I've been having great fun introducing people to the wonders of miraculin - as reminder, it's a glycoprotein found in the fruit of the miracle berry bush which somehow messes up tastebuds, so that sour and bitter things taste sweet. There's nothing like the facial expression of someone on miraculin for the first time biting into a lime wedge - it's like a revelation to them. The subsequent orgy of tasting often called flavor tripping.

Granted that the effects of miraculin is rather variable -- some of it depends on people's initial preference to begin with -- but among the over 30 people I have introduced to flavor tripping, I've met one person on whom miraculin has no effect whatsover. This was so curious that I had to test it out three times, and definitely no effect.

While curious, this is by no means surprising. After all, we've always known that there is a genetic component to how people taste things. For example, some people are "supertasters", with readily measurable markers, to whom vegetables taste particularly bitter (kids, this is no excuse to be picky - supertasting is a legitimate genetic phenomenon, and most people are not superstasters). But as I peruse the literature, I find that there is remarkably little research into the genetics of taste perception. Which is a tremendous shortcoming, because how one tastes food directly affects the health of the person. After all, that is perhaps why it's easier to eat chocolate cake than broccoli, although perhaps derivatives of miraculin can make broccoli taste like chocolate :).

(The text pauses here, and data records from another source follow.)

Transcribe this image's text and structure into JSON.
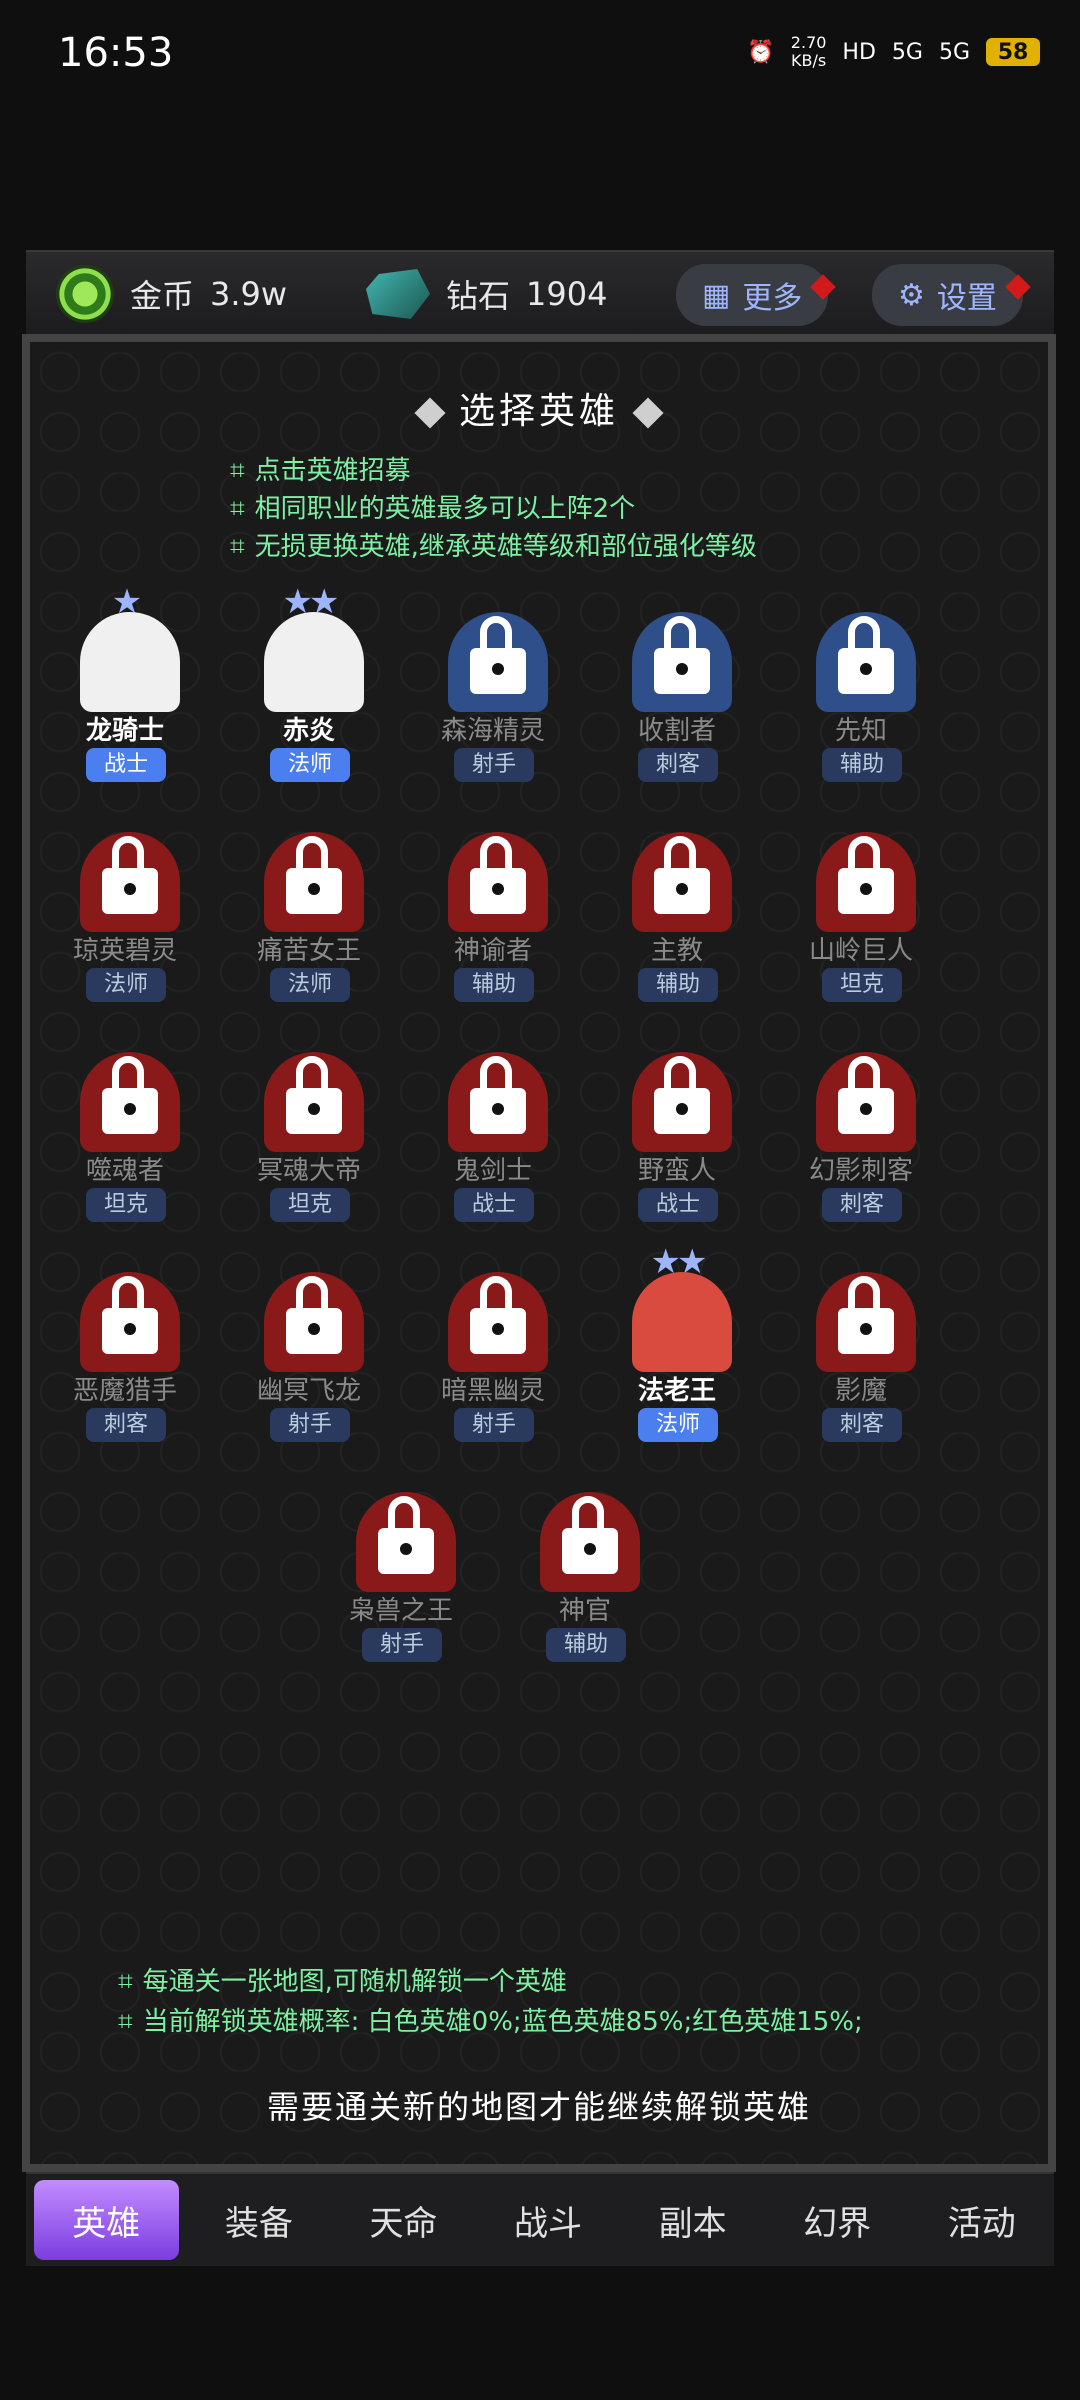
{
  "status": {
    "time": "16:53",
    "net_speed": "2.70",
    "net_unit": "KB/s",
    "hd": "HD",
    "sig1": "5G",
    "sig2": "5G",
    "battery": "58"
  },
  "resources": {
    "coin_label": "金币",
    "coin_value": "3.9w",
    "gem_label": "钻石",
    "gem_value": "1904"
  },
  "buttons": {
    "more": "更多",
    "settings": "设置"
  },
  "panel": {
    "title": "选择英雄",
    "tips": [
      "点击英雄招募",
      "相同职业的英雄最多可以上阵2个",
      "无损更换英雄,继承英雄等级和部位强化等级"
    ],
    "bottom_tips": [
      "每通关一张地图,可随机解锁一个英雄",
      "当前解锁英雄概率: 白色英雄0%;蓝色英雄85%;红色英雄15%;"
    ],
    "unlock_message": "需要通关新的地图才能继续解锁英雄"
  },
  "heroes": [
    {
      "name": "龙骑士",
      "class": "战士",
      "stars": "★",
      "color": "white",
      "unlocked": true
    },
    {
      "name": "赤炎",
      "class": "法师",
      "stars": "★★",
      "color": "white",
      "unlocked": true
    },
    {
      "name": "森海精灵",
      "class": "射手",
      "stars": "",
      "color": "blue",
      "unlocked": false
    },
    {
      "name": "收割者",
      "class": "刺客",
      "stars": "",
      "color": "blue",
      "unlocked": false
    },
    {
      "name": "先知",
      "class": "辅助",
      "stars": "",
      "color": "blue",
      "unlocked": false
    },
    {
      "name": "琼英碧灵",
      "class": "法师",
      "stars": "",
      "color": "red",
      "unlocked": false
    },
    {
      "name": "痛苦女王",
      "class": "法师",
      "stars": "",
      "color": "red",
      "unlocked": false
    },
    {
      "name": "神谕者",
      "class": "辅助",
      "stars": "",
      "color": "red",
      "unlocked": false
    },
    {
      "name": "主教",
      "class": "辅助",
      "stars": "",
      "color": "red",
      "unlocked": false
    },
    {
      "name": "山岭巨人",
      "class": "坦克",
      "stars": "",
      "color": "red",
      "unlocked": false
    },
    {
      "name": "噬魂者",
      "class": "坦克",
      "stars": "",
      "color": "red",
      "unlocked": false
    },
    {
      "name": "冥魂大帝",
      "class": "坦克",
      "stars": "",
      "color": "red",
      "unlocked": false
    },
    {
      "name": "鬼剑士",
      "class": "战士",
      "stars": "",
      "color": "red",
      "unlocked": false
    },
    {
      "name": "野蛮人",
      "class": "战士",
      "stars": "",
      "color": "red",
      "unlocked": false
    },
    {
      "name": "幻影刺客",
      "class": "刺客",
      "stars": "",
      "color": "red",
      "unlocked": false
    },
    {
      "name": "恶魔猎手",
      "class": "刺客",
      "stars": "",
      "color": "red",
      "unlocked": false
    },
    {
      "name": "幽冥飞龙",
      "class": "射手",
      "stars": "",
      "color": "red",
      "unlocked": false
    },
    {
      "name": "暗黑幽灵",
      "class": "射手",
      "stars": "",
      "color": "red",
      "unlocked": false
    },
    {
      "name": "法老王",
      "class": "法师",
      "stars": "★★",
      "color": "redlit",
      "unlocked": true
    },
    {
      "name": "影魔",
      "class": "刺客",
      "stars": "",
      "color": "red",
      "unlocked": false
    },
    {
      "name": "枭兽之王",
      "class": "射手",
      "stars": "",
      "color": "red",
      "unlocked": false
    },
    {
      "name": "神官",
      "class": "辅助",
      "stars": "",
      "color": "red",
      "unlocked": false
    }
  ],
  "nav": [
    "英雄",
    "装备",
    "天命",
    "战斗",
    "副本",
    "幻界",
    "活动"
  ],
  "nav_active": "英雄"
}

So, I am inventing a new term: genomakase. I dub it the future of molecular gastronomy. The word is a fusion of the word genome (the sum of genetic information in an organism), and omakase, the Japanese word for "let the chef decide". Ever heard of personalized medicine? That is the dream of having medical treatments so precise that they can be tailored according to each person's genomic information. Likewise, if such genomic information is available, there is no reason why we cannot understand how the person's taste receptors are populated, and even more, what particular nutritional deficiencies their physical makeup is likely to be prone to. Thus, to a very talented chef, armed with the computational power and the right kitchen, can make the most exact fusion of flavors and textures for a meal tailor made for a specific diner. Never mind foams, gelees, colloids, and deconstructions - this will bring dining back to the diner.